Secret Service confirms investigation of potential breach that began around Black Friday.
Target says that its stores have been hit by a major credit-card attack involving up to 40 million accounts.
Target released a statement with information on how customers can make sure their accounts are secure HERE.
Chief Executive Officer Greg Steinhafel confirmed Thursday morning earlier reports that a brazen data breach had taken place. In a statement, Steinhafel said: "Target is working closely with law enforcement and financial institutions, and has identified and resolved the issue."
The retailer said that the unlawful access to customer information took place between Nov. 27 and Dec.15.
Related: Target says PIN numbers not accessed
Earlier, the Secret Service confirmed to USA TODAY that it is investigating the massive data violation involving shoppers' personal credit-card information.
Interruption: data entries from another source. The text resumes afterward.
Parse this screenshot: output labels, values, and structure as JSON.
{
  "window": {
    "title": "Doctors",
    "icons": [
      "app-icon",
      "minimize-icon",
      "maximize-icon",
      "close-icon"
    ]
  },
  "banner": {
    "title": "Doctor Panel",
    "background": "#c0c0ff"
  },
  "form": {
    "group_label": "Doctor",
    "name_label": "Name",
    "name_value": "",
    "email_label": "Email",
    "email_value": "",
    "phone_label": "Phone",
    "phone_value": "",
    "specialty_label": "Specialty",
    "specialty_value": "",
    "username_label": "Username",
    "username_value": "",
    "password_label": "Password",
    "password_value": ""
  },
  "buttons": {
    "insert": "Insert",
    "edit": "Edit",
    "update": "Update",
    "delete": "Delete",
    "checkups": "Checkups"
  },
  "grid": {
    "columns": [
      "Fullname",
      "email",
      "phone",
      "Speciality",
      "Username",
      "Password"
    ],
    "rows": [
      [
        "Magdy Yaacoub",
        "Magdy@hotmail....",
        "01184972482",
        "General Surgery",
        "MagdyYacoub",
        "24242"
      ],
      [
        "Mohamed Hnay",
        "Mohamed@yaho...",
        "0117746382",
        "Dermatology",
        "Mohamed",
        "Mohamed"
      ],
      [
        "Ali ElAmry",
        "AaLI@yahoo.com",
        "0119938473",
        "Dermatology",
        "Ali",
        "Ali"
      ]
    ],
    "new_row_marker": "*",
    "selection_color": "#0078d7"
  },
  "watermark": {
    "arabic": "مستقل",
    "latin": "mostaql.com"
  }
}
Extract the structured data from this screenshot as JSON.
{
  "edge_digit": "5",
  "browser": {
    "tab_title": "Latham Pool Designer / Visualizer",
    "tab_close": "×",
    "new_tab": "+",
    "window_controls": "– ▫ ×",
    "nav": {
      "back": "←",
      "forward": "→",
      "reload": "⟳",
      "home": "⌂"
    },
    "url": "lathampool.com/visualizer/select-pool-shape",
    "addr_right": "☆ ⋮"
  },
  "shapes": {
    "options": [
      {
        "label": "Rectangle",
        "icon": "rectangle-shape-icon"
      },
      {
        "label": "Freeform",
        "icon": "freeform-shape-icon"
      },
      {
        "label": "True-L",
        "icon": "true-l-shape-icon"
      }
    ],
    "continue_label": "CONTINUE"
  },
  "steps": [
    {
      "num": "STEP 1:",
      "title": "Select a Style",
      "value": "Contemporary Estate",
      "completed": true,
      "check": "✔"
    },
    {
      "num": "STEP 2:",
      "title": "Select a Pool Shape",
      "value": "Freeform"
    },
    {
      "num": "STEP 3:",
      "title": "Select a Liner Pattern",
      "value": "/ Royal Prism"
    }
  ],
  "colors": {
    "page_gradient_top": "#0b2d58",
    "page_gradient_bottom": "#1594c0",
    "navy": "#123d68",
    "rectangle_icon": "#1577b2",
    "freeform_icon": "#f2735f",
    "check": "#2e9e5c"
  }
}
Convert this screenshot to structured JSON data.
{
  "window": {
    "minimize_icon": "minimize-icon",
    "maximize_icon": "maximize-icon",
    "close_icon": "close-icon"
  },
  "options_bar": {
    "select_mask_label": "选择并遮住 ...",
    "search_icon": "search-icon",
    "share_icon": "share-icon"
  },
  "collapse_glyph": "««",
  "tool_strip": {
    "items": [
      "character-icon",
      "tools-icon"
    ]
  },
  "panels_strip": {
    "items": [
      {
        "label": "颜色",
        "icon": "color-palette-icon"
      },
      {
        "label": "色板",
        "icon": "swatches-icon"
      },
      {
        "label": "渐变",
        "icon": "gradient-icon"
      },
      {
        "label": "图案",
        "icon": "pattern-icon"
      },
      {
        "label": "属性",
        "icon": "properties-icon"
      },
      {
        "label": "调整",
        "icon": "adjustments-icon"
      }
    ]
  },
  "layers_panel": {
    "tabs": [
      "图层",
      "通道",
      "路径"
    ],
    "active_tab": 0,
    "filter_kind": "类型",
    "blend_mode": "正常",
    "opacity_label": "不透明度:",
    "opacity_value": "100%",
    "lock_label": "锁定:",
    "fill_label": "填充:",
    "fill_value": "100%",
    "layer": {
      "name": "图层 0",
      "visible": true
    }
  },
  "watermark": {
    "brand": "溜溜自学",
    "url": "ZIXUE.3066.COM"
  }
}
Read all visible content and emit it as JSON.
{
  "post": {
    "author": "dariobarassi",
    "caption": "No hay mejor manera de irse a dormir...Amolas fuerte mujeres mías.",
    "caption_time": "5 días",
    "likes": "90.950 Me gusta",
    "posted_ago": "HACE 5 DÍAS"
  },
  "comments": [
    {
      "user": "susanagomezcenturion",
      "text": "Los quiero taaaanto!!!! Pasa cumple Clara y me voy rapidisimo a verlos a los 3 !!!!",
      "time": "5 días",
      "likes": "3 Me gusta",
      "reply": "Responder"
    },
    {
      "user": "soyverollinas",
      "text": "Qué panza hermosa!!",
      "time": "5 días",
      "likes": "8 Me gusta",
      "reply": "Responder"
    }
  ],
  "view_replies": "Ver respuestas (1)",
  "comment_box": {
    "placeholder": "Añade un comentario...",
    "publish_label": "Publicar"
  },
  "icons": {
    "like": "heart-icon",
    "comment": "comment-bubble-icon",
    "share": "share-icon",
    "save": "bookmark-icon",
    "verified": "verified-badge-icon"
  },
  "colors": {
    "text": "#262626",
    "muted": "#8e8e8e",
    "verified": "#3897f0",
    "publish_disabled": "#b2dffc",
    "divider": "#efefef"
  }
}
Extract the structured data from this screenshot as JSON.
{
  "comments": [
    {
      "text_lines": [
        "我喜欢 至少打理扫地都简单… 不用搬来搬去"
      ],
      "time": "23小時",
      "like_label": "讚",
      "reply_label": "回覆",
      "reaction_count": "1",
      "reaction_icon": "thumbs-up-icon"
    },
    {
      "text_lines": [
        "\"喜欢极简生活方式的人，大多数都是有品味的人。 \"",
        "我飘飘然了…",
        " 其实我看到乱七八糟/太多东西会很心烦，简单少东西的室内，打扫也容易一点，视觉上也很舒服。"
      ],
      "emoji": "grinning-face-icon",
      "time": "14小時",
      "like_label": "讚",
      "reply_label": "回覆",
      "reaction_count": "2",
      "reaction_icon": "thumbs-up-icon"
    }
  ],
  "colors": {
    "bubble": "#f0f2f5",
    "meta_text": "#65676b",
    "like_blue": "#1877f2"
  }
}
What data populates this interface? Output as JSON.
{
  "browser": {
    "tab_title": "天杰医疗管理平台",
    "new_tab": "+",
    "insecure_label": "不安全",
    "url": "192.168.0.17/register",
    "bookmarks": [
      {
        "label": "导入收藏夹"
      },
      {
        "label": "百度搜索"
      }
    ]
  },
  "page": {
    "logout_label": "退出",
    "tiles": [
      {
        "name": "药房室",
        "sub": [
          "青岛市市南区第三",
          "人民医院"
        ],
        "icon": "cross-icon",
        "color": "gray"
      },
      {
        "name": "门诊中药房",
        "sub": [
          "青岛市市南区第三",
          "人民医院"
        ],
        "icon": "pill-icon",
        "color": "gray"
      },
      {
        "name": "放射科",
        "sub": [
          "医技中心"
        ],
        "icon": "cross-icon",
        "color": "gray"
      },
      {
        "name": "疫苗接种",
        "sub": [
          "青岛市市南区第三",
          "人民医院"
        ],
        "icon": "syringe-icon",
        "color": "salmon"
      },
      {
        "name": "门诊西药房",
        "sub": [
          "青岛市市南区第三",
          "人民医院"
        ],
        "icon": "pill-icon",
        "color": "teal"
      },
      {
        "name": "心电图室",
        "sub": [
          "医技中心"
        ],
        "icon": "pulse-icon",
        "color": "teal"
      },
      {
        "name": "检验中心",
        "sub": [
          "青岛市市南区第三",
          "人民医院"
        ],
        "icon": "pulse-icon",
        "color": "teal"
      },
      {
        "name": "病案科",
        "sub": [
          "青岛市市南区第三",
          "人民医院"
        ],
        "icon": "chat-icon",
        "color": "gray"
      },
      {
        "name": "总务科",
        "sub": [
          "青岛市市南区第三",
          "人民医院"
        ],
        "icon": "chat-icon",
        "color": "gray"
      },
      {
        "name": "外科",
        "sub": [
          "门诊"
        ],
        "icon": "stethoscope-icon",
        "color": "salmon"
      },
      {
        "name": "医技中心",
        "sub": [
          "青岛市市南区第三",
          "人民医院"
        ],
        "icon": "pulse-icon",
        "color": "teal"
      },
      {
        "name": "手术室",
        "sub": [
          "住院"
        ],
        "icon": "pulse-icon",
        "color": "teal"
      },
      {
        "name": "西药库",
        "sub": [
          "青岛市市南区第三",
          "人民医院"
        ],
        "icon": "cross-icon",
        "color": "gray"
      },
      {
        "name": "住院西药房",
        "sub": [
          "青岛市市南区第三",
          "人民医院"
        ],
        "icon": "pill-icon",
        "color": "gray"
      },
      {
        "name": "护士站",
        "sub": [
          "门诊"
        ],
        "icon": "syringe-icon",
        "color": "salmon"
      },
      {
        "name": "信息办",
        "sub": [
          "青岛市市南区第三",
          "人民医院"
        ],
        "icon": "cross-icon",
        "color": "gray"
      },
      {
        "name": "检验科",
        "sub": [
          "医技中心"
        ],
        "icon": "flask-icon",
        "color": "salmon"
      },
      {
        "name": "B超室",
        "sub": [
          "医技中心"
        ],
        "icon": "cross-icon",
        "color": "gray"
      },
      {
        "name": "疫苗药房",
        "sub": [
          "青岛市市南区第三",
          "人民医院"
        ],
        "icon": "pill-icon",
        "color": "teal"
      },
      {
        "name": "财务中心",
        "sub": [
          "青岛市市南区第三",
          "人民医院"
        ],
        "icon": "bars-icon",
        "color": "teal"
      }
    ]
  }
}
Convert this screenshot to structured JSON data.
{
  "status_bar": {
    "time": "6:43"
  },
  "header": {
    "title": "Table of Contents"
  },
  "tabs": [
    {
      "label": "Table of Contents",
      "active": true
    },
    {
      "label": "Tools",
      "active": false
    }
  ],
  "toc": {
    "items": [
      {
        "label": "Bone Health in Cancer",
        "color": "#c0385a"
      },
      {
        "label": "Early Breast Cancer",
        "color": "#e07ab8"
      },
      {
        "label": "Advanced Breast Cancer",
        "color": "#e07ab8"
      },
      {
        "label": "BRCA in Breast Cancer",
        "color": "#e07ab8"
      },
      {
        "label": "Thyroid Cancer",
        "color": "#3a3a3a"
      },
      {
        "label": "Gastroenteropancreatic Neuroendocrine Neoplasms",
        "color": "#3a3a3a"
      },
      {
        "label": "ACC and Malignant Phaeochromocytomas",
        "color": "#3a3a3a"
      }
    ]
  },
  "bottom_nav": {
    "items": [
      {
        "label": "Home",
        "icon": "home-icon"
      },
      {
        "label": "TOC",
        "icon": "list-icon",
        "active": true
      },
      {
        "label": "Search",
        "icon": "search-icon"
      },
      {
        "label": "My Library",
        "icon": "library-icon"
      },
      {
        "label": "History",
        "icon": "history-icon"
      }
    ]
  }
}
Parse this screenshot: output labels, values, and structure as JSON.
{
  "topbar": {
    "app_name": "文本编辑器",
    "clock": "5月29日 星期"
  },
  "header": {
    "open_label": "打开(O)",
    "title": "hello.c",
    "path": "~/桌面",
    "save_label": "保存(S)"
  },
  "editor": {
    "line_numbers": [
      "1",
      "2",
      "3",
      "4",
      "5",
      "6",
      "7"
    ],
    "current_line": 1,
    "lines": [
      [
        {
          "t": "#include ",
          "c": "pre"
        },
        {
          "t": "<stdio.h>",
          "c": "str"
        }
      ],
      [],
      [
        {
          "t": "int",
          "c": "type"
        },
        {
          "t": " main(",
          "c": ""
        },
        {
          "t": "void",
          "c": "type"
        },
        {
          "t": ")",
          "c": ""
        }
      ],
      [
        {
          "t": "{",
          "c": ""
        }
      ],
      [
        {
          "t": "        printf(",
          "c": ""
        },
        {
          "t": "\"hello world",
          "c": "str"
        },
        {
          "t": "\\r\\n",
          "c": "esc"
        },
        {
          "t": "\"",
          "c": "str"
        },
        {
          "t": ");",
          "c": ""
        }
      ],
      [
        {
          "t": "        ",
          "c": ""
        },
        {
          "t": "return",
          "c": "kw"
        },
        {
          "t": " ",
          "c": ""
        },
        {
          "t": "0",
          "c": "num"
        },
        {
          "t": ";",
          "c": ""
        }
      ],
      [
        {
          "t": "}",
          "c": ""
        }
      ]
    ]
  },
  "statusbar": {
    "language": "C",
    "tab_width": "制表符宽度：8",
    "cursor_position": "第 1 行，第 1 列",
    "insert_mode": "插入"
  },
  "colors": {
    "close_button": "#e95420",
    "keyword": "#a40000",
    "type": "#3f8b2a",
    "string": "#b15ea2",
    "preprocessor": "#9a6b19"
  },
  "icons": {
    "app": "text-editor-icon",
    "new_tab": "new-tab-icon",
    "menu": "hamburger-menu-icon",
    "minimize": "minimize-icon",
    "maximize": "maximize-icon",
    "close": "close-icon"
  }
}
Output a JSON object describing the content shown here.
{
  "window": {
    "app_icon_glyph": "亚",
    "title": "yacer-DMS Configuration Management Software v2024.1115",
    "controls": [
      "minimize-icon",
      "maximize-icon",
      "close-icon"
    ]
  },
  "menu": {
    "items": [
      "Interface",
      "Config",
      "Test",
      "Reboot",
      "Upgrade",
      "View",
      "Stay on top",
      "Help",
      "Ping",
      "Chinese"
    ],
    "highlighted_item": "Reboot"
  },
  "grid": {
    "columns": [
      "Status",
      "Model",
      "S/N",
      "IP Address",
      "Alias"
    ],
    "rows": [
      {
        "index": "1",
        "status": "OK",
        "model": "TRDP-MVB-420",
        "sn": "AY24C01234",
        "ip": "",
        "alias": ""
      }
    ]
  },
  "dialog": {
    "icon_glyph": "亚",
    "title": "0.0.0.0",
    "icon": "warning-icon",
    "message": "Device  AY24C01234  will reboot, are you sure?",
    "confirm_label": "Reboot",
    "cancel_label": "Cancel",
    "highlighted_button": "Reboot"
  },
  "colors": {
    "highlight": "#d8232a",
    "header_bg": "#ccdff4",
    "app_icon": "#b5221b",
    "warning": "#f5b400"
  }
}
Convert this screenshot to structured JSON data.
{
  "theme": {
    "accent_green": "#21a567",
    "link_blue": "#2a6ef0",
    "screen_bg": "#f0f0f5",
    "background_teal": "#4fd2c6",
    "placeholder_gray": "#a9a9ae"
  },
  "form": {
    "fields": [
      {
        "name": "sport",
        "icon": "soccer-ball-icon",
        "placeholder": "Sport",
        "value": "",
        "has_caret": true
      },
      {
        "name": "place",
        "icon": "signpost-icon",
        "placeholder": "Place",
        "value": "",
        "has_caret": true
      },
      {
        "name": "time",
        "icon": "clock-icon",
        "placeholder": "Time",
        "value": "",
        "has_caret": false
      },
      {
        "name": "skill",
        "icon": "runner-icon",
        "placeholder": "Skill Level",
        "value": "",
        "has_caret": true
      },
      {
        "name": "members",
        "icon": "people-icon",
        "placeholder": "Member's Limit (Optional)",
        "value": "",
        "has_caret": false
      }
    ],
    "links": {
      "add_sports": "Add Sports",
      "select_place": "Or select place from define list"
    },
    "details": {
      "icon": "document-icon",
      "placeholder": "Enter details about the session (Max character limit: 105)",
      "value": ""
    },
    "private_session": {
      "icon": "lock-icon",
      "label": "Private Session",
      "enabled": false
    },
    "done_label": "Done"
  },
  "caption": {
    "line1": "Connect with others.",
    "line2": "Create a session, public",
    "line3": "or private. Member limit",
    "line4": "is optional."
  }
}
"The Secret Service will confirm it is investigating the incident at Target," spokesman Brian Leary said in a telephone interview Wednesday night. "We don't have any further comment because it's an ongoing investigation."
The breach began around Black Friday, the day after Thanksgiving and the busiest shopping day of the year.
ALERT | What should shoppers do?
The breach involves the theft of information stored on the magnetic stripe on the backs of cards used at nearly all of Target's stores around the country, according to the Krebs on Security website, who first reported the news.
KrebsOnSecurity.com is the website of Brian Krebs, a national computer security expert and former Washington Post reporter.
Target is based in Minneapolis and has almost 1,800 stores in the United States and 124 in Canada, according to its website.
James Issokson, vice president of MasterCard communications, said in an e-mail to USA TODAY that a question regarding the potential breach "at this point is best directed to Target."
An expert with a global firm that helps companies respond to and mitigate breaches said while he could not address the Target situation specifically, many companies — large and small — are typically under-prepared when they face a breach.
Most important is that the potential breach be addressed quickly, to help get information out to those affected and to regulators, to bring in the right experts to address the breach (such as forensics experts who can stop cyber attacks) and to help preserve the public's trust in the company, said Mike Donovan, Global Focus Group Leader for Beazley Breach Response, headquartered in London.
"We see breaches across all sizes of companies," said Donovan, who is based in San Francisco. "You see the stories about the big ones in the news, but breaches are affecting companies all across the board."
Beazley recently responded to its 1000th breach and the company has seen a "significant number" of large breaches in the last four or five years, Donovan said.
It happens all the time, every day, with retailers, health care organizations, schools and other operations, he said.
"Any company that handles personal data is vulnerable," Donovan said.
The potential breach does not appear to involve online purchases, Krebs reports. It appears the type of data stolen would allow thieves to create counterfeit credit cards and, if pin numbers were intercepted, would also allow thieves to withdraw cash from ATM machines, according to Krebs.
Visa did not respond to e-mails or telephone messages left with its corporate office.